O surgimento de manchas róseas no tórax (roséola tífica)
pode ser observado mais facilmente nos indivíduos de pele clara.
Em 10 a 25% dos casos, as manifestações
neuropsiquiátricas
tornam-se progressivamente exuberantes, incluindo
desorientação,
delírio, rigidez de nuca, crises convulsivas e mais raramente
estupor
e coma.
Se não
tratada, a doença pode evoluir
por semanas ou até meses, resultando em óbito em 15% dos
acometidos. Na maioria, no entanto, ocorre defervecência a partir
da terceira semana, com retorno da temperatura a normalidade na
quarta
semana, quando parte dos infectados recuperam-se. Ressalta-se que, na
ausência
de tratamento específico, as recaídas são comuns.
Complicações
(perfuração
intestinal,
hemorragia) decorrentes das lesões causadas pela S.

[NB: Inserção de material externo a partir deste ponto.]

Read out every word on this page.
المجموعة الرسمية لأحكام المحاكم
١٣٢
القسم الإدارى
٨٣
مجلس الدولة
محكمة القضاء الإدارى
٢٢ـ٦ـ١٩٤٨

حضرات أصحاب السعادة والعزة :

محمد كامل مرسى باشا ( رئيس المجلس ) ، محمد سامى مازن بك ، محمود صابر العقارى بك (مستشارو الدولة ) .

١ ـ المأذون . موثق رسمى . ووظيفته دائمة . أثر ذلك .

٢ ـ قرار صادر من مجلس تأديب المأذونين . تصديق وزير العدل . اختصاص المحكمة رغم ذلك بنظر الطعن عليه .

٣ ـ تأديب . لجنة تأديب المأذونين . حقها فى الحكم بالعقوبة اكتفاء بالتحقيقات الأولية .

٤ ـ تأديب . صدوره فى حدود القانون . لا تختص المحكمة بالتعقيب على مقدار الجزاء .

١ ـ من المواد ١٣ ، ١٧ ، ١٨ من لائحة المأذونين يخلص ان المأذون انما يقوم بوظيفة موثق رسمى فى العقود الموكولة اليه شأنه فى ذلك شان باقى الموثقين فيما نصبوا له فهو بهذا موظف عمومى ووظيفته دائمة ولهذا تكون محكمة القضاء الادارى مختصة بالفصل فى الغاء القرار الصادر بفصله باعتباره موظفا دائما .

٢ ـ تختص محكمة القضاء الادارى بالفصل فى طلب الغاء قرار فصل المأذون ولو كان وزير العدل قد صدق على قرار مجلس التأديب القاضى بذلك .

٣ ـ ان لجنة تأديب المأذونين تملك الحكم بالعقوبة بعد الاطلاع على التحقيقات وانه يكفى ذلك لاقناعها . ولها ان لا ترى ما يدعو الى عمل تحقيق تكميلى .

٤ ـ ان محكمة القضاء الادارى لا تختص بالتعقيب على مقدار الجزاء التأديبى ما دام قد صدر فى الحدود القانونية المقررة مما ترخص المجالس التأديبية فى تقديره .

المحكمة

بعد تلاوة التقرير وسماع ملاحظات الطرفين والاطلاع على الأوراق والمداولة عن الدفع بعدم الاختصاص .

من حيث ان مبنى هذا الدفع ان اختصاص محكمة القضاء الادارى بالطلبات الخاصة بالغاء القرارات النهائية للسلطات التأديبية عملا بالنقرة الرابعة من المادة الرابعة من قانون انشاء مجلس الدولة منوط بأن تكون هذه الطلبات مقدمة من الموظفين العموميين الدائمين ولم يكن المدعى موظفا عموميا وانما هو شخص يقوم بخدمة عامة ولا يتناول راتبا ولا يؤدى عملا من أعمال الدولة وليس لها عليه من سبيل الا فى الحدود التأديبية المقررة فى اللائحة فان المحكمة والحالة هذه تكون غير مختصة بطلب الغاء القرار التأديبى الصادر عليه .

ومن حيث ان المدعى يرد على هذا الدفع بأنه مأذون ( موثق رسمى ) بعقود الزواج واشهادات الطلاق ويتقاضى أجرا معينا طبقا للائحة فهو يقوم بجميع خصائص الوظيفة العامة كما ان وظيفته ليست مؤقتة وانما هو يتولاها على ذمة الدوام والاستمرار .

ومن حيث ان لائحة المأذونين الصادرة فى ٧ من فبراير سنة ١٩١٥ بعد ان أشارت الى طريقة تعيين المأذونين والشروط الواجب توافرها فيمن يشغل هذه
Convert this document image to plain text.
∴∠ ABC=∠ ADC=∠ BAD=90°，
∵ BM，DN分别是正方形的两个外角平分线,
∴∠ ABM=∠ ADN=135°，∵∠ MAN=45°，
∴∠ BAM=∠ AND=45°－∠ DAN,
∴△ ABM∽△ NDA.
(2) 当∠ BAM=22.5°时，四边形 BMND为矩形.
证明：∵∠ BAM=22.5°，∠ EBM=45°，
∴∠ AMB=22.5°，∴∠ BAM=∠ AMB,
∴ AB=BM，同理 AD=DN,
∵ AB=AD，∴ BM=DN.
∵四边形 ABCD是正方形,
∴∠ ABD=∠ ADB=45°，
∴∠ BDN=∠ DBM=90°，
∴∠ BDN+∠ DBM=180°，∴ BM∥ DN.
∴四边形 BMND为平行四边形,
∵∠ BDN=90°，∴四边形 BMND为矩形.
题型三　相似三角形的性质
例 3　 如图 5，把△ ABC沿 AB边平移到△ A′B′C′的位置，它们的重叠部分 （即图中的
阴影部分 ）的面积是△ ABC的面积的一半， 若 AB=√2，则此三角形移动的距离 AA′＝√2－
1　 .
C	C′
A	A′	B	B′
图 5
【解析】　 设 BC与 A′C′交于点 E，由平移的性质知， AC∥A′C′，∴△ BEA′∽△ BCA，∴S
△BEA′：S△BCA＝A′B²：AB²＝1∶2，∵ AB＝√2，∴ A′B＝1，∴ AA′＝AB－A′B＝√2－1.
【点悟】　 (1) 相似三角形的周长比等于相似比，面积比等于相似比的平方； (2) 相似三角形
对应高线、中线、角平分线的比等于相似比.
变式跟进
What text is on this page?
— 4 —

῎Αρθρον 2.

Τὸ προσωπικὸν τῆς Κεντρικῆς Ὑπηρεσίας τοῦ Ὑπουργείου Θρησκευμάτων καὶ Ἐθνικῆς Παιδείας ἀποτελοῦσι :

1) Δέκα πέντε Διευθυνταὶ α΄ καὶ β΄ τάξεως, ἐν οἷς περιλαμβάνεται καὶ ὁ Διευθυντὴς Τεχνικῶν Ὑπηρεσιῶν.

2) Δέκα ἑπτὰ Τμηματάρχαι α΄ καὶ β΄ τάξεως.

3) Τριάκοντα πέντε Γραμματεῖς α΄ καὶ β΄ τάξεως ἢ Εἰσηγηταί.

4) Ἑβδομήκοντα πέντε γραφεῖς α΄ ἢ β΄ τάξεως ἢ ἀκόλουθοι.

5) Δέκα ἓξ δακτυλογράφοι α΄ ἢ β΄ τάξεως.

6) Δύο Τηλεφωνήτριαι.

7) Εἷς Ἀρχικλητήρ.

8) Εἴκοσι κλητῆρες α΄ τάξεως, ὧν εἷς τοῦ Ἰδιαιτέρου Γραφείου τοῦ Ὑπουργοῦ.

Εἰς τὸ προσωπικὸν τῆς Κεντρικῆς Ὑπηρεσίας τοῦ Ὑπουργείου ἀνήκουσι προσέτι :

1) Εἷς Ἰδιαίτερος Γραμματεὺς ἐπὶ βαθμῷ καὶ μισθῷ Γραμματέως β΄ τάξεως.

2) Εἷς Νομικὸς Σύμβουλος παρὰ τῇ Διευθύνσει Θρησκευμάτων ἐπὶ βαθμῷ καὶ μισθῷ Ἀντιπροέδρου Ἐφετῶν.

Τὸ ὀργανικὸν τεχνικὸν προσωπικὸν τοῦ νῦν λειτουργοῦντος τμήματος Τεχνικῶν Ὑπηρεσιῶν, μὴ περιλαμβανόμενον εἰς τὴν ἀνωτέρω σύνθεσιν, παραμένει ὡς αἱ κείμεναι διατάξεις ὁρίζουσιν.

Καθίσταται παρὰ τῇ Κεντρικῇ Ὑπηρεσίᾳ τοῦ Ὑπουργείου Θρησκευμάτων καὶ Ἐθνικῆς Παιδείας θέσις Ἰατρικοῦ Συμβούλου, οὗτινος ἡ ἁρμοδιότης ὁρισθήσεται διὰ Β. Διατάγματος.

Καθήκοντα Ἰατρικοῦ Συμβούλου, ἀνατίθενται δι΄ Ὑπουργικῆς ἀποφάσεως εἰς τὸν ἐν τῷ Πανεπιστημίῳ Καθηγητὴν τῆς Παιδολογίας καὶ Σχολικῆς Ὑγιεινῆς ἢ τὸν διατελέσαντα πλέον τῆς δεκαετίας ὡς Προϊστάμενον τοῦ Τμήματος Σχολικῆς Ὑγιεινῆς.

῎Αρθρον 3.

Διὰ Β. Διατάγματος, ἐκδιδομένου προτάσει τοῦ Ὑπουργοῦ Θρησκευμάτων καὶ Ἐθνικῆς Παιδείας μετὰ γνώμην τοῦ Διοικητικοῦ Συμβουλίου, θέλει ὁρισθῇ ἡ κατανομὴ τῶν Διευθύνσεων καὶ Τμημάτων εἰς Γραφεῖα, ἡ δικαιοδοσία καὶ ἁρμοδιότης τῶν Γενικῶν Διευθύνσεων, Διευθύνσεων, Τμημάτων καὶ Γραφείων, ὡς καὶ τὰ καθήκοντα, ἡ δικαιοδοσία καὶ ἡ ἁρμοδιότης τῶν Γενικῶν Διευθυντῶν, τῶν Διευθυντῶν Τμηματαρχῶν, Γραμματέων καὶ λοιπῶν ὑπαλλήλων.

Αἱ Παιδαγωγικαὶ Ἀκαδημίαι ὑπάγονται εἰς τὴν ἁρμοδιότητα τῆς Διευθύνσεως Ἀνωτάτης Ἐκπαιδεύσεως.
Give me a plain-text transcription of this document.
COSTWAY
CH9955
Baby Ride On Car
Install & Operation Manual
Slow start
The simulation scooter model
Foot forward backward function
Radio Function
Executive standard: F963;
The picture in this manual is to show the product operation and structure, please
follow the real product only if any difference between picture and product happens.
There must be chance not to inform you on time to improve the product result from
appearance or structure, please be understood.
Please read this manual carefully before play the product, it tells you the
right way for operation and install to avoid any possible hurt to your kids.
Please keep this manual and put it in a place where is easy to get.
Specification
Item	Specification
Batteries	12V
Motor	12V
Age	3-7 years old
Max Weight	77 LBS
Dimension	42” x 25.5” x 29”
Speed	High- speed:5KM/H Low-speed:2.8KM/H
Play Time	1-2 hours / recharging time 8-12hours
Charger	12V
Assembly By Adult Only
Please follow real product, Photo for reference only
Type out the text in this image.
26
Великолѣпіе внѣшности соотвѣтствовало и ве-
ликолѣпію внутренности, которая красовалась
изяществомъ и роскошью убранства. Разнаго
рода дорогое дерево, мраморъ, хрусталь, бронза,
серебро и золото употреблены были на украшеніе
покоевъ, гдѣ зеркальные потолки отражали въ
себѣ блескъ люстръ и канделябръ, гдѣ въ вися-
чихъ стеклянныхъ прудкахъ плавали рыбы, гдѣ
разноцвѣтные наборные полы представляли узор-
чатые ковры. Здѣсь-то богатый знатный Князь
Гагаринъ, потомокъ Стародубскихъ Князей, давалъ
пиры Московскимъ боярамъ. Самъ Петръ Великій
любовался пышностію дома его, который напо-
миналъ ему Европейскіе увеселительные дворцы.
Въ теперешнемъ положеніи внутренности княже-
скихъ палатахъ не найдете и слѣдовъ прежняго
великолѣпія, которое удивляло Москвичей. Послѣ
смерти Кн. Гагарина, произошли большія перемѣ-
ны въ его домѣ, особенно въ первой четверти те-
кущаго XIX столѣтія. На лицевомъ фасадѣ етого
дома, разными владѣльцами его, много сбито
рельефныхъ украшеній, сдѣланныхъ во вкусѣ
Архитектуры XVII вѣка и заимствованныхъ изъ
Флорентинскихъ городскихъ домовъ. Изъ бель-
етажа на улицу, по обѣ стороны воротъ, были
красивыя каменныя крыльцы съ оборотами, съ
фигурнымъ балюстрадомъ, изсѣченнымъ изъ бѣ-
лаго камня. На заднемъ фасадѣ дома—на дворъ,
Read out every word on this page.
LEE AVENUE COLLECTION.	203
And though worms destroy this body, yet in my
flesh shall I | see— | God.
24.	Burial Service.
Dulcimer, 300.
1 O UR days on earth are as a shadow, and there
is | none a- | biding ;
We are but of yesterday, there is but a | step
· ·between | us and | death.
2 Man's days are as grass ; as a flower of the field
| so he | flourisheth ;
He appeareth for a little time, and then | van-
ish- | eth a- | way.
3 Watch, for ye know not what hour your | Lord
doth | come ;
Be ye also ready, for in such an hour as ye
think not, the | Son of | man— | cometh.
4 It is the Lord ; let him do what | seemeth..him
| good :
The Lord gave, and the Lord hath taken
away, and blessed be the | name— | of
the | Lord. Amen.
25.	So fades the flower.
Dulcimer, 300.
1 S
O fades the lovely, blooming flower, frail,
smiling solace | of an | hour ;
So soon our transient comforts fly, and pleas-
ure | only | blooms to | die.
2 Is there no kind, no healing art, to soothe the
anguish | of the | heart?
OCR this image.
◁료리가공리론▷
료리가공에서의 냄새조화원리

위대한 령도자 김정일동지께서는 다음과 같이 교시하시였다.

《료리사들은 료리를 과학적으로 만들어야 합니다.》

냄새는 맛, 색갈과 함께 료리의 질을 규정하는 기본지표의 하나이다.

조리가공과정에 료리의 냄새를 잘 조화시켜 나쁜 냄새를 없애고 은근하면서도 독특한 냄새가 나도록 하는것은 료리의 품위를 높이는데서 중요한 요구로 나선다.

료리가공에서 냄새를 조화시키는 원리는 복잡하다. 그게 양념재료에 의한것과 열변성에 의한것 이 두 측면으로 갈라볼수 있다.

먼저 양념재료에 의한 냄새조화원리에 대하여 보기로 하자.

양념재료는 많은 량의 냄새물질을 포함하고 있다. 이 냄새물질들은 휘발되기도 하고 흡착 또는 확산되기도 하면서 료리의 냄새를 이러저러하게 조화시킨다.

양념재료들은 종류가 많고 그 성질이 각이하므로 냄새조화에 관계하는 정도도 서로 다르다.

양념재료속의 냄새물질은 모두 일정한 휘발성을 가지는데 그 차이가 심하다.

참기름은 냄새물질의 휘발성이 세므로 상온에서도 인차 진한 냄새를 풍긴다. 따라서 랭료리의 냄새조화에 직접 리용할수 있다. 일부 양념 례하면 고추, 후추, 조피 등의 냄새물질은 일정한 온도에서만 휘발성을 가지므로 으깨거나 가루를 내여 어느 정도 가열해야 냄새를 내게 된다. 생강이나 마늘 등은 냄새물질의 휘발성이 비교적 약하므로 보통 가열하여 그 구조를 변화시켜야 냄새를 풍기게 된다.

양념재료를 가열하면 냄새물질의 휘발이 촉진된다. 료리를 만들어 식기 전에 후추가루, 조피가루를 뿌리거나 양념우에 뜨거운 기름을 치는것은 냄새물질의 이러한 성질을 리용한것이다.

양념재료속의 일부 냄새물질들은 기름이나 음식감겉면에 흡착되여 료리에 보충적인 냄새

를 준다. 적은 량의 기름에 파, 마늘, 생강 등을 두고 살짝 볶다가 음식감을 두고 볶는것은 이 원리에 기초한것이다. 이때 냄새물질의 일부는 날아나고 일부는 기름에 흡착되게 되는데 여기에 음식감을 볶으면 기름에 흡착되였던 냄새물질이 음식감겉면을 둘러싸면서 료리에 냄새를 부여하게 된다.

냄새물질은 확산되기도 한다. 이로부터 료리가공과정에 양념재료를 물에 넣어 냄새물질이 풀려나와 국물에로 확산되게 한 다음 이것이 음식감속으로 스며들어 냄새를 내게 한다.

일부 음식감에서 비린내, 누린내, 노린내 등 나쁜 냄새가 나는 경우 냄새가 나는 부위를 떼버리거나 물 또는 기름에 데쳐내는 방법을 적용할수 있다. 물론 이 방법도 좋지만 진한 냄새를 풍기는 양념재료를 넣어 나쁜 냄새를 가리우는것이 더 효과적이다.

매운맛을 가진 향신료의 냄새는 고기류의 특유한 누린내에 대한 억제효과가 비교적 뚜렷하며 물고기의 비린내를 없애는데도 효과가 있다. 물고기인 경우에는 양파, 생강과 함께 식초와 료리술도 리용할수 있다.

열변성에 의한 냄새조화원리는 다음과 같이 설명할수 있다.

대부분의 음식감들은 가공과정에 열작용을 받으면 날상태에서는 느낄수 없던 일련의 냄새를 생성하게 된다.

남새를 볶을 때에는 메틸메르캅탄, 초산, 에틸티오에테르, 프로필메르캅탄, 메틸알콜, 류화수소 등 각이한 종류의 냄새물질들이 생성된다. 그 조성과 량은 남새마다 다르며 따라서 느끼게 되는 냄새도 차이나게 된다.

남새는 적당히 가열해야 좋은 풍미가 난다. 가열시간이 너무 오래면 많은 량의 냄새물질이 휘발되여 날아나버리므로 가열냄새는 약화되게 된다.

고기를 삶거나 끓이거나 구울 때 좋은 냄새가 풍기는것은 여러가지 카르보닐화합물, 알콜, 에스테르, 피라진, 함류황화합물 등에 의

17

typhi na mucosa intestinal podem ocorrer em qualquer fase da
doença,
sendo mais comum após a terceira semana e em pessoas não
tratadas. O sangramento intestinal é a complicação
mais comum e resulta da erosão da parede intestinal pela S.
typhi.
Na maioria das vezes, o sangramento é pequeno e cessa
espontaneamente.
A perfuração intestinal, que ocorre em até 3% das
pessoas internadas, é uma complicação mais grave.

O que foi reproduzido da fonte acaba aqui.